I did not have a smartphone when I started teaching. The phone I had was basically used for making and receiving calls outside school hours. That is all I need in a cellular phone, I had convinced myself, what kind of person needs all of those crazy gizmos and gadgets at their fingertips?
Teachers…the answer is teachers!
I got my first smartphone a few years later. Still a novice technology consumer, I used my new cell phone to simply check personal e-mails at lunch and check the weather before heading out to coach at a cross country meet. Still, the phone rarely made it out of my purse unless I needed a clock at recess or a stopwatch at practice.
Well, after that phone was batted into the toilet by my cat one morning, I upgraded to another, better
toy smartphone. Now I could download “fun” apps such as Dictionary.com, iTranslator, and Google Maps! I could also look up YouTube videos, peruse the Internet, and check my school e-mail account at any time.
I even made up a game with this new handheld apparatus. If a student asked me a question to which I wasn’t sure of the answer, I would time myself and the powers of 4G to see how fast I could retrieve it. How tall is Mt. Kilimanjaro? Give me 30 seconds and I could tell you. (Approximately 19,340 ft.)
More than anything else, I really began to rely on this device for communication with parents. Since most smartphones today are equipped with high resolution cameras, I began to use the camera to share our classroom discussions with parents at home. Here’s what I would do:
Step 1: Take class notes on the board.
Step 2: Take a picture of the notes with my smartphone (see picture above).

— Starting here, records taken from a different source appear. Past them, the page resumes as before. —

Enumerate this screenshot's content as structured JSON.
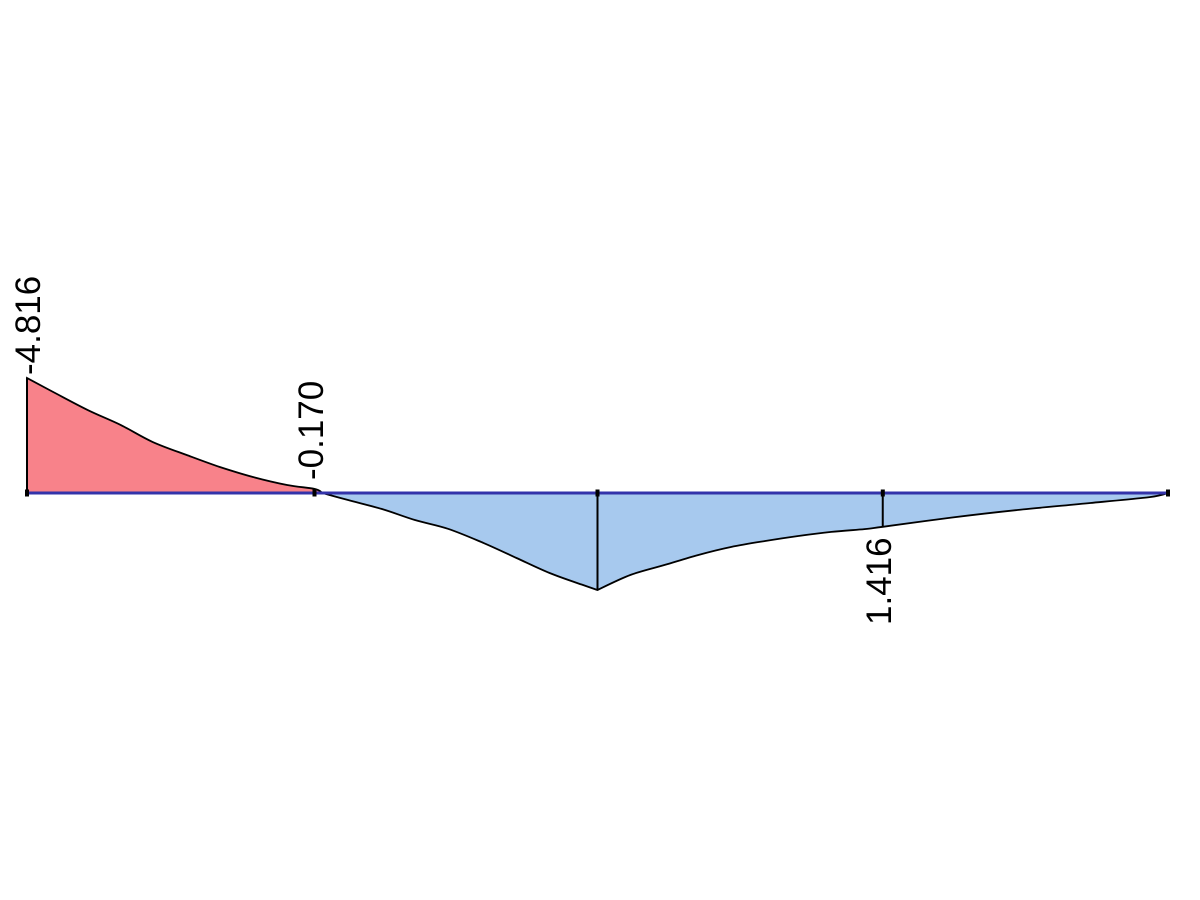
{
  "page": {
    "background": "#ffffff"
  },
  "chart_data": {
    "type": "area",
    "title": "",
    "description": "Beam internal-force result diagram along a horizontal member axis; negative values plotted above the axis (red fill), positive values plotted below the axis (blue fill); a sharp peak cusp at midspan and a labeled ordinate at three-quarter span",
    "axis": {
      "orientation": "horizontal",
      "positive_plotted_down": true,
      "x_range_frac": [
        0,
        1
      ],
      "value_at_left_end": -4.816,
      "value_at_right_end": 0
    },
    "labeled_points": [
      {
        "label": "-4.816",
        "value": -4.816,
        "position_frac": 0.0
      },
      {
        "label": "-0.170",
        "value": -0.17,
        "position_frac": 0.252
      },
      {
        "label": "1.416",
        "value": 1.416,
        "position_frac": 0.75
      }
    ],
    "curve": {
      "negative_segment": [
        [
          0.0,
          -4.816
        ],
        [
          0.023,
          -4.23
        ],
        [
          0.053,
          -3.48
        ],
        [
          0.082,
          -2.85
        ],
        [
          0.11,
          -2.14
        ],
        [
          0.14,
          -1.59
        ],
        [
          0.169,
          -1.09
        ],
        [
          0.198,
          -0.67
        ],
        [
          0.228,
          -0.335
        ],
        [
          0.252,
          -0.17
        ],
        [
          0.259,
          0.0
        ]
      ],
      "positive_left_segment": [
        [
          0.259,
          0.0
        ],
        [
          0.281,
          0.29
        ],
        [
          0.311,
          0.67
        ],
        [
          0.34,
          1.13
        ],
        [
          0.369,
          1.5
        ],
        [
          0.4,
          2.09
        ],
        [
          0.429,
          2.72
        ],
        [
          0.458,
          3.35
        ],
        [
          0.487,
          3.85
        ],
        [
          0.5,
          4.06
        ]
      ],
      "positive_right_segment": [
        [
          0.5,
          4.06
        ],
        [
          0.529,
          3.43
        ],
        [
          0.559,
          3.01
        ],
        [
          0.588,
          2.6
        ],
        [
          0.617,
          2.26
        ],
        [
          0.647,
          2.01
        ],
        [
          0.676,
          1.8
        ],
        [
          0.705,
          1.63
        ],
        [
          0.734,
          1.51
        ],
        [
          0.75,
          1.416
        ],
        [
          0.81,
          1.03
        ],
        [
          0.868,
          0.71
        ],
        [
          0.932,
          0.42
        ],
        [
          0.984,
          0.17
        ],
        [
          1.0,
          0.0
        ]
      ]
    },
    "vertical_markers": [
      {
        "at_frac": 0.0,
        "to_value": -4.816
      },
      {
        "at_frac": 0.5,
        "to_value": 4.06
      },
      {
        "at_frac": 0.75,
        "to_value": 1.416
      }
    ],
    "axis_nodes_frac": [
      0.0,
      0.252,
      0.5,
      0.75,
      1.0
    ],
    "colors": {
      "negative_fill": "#F8828A",
      "positive_fill": "#A7C9EE",
      "axis_line": "#3333AA",
      "outline": "#000000",
      "label_text": "#000000"
    },
    "legend": null,
    "grid": false
  }
}
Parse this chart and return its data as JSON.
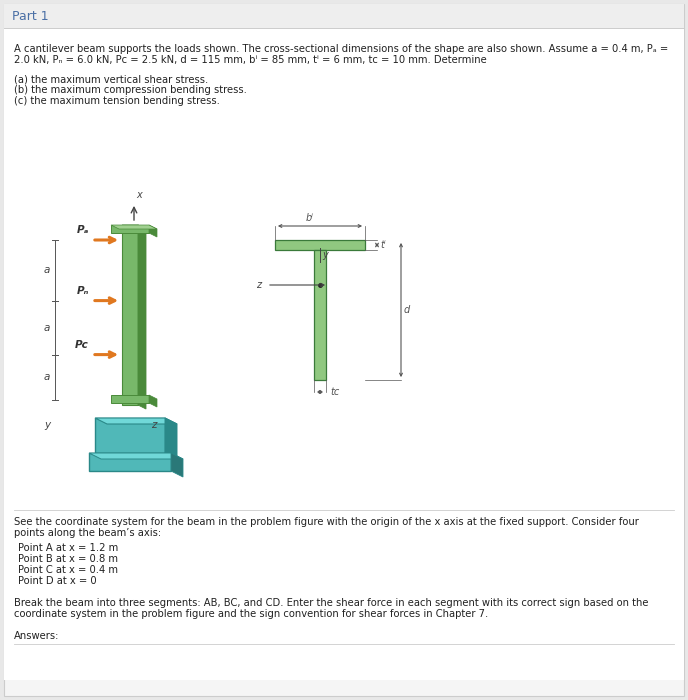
{
  "title": "Part 1",
  "bg_color": "#e8e8e8",
  "panel_bg": "#f5f5f5",
  "content_bg": "#ffffff",
  "title_color": "#4a6fa5",
  "text_color": "#222222",
  "header_line1": "A cantilever beam supports the loads shown. The cross-sectional dimensions of the shape are also shown. Assume a = 0.4 m, Pₐ =",
  "header_line2": "2.0 kN, Pₙ = 6.0 kN, Pᴄ = 2.5 kN, d = 115 mm, bⁱ = 85 mm, tⁱ = 6 mm, tᴄ = 10 mm. Determine",
  "items": [
    "(a) the maximum vertical shear stress.",
    "(b) the maximum compression bending stress.",
    "(c) the maximum tension bending stress."
  ],
  "para1_line1": "See the coordinate system for the beam in the problem figure with the origin of the x axis at the fixed support. Consider four",
  "para1_line2": "points along the beam’s axis:",
  "points": [
    "Point A at x = 1.2 m",
    "Point B at x = 0.8 m",
    "Point C at x = 0.4 m",
    "Point D at x = 0"
  ],
  "para2_line1": "Break the beam into three segments: AB, BC, and CD. Enter the shear force in each segment with its correct sign based on the",
  "para2_line2": "coordinate system in the problem figure and the sign convention for shear forces in Chapter 7.",
  "answers_label": "Answers:",
  "beam_color": "#78b86a",
  "beam_dark": "#4a8a3a",
  "beam_light": "#a0d090",
  "base_color": "#50b8b8",
  "base_dark": "#2a8888",
  "base_light": "#70d8d8",
  "arrow_color": "#e07820",
  "cs_color": "#90c880",
  "cs_edge": "#3a7a3a",
  "dim_color": "#555555",
  "line_color": "#888888"
}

Step 3: Send the picture via e-mail to my class distribution list.
Step 4: Parents review the notes at home with their children.
I found out later by accident that this really became popular with absent students who missed a day or two of notes. Also, if a student forgot their notebook at school the night before a test, they could pull up the notes in their parent’s email and still be able to review.
Keep in mind that this same transference of notes can be done just as easily with iPads and Flip cameras (with Wi-Fi or 3G network capability). Plus, you don’t have to just take pictures of notes. Do a cool activity in class that day? Snap a quick picture and share it! Reading a new novel in class? Take a photo of the cover so parents know what to look for in their child’s backpack. Use that smartphone to get parents involved and keep them included in what you are doing!
Five Other Fun Apps for Teachers:
Bookabi (Free) – Make storybooks with cartoon characters in 2D or 3D.
Pinterest (Free) – A surplus of teaching tips and ideas are just waiting to be explored at pinterest.com, and their app makes it even easier to access it all!
Quizzam ($0.99) – Use this app on iPhone or iPad to give quizzes in a group setting while keeping students engaged!
Writing Prompts for Kids ($1.99) – Help young writers break out of their shells with a variety of creative prompts!
Pencils, Words & Kids ($4.99) – This app gives ideas for writing, a How-To guide for beginning writers and struggling authors who can’t seem to get the words to flow.